Database temporarily down after multiple pgbench transactions

I am using (PostgreSQL) 9.2.1 and checking the database with pgbench.

pgbench -h 192.168.39.38 -p 5433 -t 1000 -c 40 -j 8 -C -U admin testdb 

When I use the -C option (establish a new connection for each transaction), transactions are always lost after transaction 16381.

 Connection to database "testdb" failed could not connect to server: Can't assign requested address Is the server running on host "192.168.39.38" and accepting TCP/IP connections on port 5433? Client 19 aborted in establishing connection. Connection to database "testdb" failed could not connect to server: Can't assign requested address Is the server running on host "192.168.39.38" and accepting TCP/IP connections on port 5433? Client 19 aborted in establishing connection. .... transaction type: TPC-B (sort of) scaling factor: 30 query mode: simple number of clients: 40 number of threads: 8 number of transactions per client: 1000 number of transactions actually processed: 16381/40000 tps = 1665.221801 (including connections establishing) tps = 9487.779510 (excluding connections establishing) 

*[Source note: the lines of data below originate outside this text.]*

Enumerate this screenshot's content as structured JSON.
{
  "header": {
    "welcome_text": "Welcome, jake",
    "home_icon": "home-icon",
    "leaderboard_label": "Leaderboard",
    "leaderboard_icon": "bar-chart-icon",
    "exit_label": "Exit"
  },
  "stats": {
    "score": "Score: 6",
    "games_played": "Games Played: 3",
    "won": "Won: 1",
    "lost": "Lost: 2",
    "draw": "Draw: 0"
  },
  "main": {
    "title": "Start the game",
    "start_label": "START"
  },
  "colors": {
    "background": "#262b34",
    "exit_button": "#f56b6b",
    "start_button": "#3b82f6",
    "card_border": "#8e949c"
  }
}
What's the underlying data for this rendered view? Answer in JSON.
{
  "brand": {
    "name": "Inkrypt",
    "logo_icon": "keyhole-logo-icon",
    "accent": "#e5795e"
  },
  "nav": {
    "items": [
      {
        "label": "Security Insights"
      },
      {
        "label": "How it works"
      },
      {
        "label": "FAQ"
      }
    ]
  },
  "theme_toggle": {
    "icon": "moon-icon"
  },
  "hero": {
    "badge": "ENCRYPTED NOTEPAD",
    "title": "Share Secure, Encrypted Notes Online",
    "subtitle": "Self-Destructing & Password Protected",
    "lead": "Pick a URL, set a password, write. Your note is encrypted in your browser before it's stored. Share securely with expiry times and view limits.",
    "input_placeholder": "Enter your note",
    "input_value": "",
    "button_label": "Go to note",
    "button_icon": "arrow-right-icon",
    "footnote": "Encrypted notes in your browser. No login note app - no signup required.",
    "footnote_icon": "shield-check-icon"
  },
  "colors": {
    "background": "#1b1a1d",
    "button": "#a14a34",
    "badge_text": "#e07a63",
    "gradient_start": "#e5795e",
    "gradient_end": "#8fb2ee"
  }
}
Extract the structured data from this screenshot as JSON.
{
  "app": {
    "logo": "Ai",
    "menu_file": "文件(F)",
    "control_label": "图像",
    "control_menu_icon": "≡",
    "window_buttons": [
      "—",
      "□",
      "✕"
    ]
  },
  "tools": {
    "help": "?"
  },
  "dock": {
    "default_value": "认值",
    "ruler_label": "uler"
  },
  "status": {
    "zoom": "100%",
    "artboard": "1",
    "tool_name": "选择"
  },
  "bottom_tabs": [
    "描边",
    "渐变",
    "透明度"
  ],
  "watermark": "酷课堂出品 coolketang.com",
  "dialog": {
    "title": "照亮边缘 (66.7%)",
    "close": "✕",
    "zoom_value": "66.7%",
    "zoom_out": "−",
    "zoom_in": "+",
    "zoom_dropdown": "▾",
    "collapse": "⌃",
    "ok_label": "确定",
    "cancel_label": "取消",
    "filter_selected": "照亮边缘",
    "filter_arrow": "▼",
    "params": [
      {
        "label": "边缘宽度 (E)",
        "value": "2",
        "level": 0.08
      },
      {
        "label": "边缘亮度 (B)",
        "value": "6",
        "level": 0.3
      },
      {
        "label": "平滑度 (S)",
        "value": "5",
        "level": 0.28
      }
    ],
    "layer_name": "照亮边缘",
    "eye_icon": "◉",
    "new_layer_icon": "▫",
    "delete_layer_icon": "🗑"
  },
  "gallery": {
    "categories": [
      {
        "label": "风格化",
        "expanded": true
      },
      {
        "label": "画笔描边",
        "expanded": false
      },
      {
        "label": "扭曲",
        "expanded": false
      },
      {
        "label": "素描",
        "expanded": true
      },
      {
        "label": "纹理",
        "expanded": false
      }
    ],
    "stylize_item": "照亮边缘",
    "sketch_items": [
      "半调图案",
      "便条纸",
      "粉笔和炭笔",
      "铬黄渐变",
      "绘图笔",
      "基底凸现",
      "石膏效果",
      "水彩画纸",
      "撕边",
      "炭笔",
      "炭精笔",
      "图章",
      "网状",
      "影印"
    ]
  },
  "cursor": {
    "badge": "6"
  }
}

And the number of processed transactions is always 16381 in each test. However, pgbench can be successful, and all transactions are processed in circumstances in which

-C not used

or

transaction amount less than 16381

After deleting these transactions, the database may continue to accept the connection in a few seconds. I wonder if I missed some PostgreSQL configuration.

thanks


Change I found that the client is blocked for connection for several seconds, but the rest can still access the database. Does this mean that the same client cannot send too many transactions in a short time?

+7
source share
4 answers

I found the reason he lost connections after about 16,000 transactions. TCP wait_time takes the blame for this error. The following command will show the status of TCP connections:

 $ netstat -n | awk '/^tcp/ {++S[$NF]} END {for(a in S) print a, S[a]}' 

However, it does not show TIME_WAIT on MAC OS X. Therefore, I skipped it. After I configure TCP wait_time with the following command, pgbench works correctly.

 $ sudo sysctl -w net.inet.tcp.msl=1500 net.inet.tcp.msl: 15000 -> 1500 

Thanks for the help.

+4
source

In fact, there is a limit to the maximum connections imposed by the OS. Read the max-connections in the documentation: (in bold)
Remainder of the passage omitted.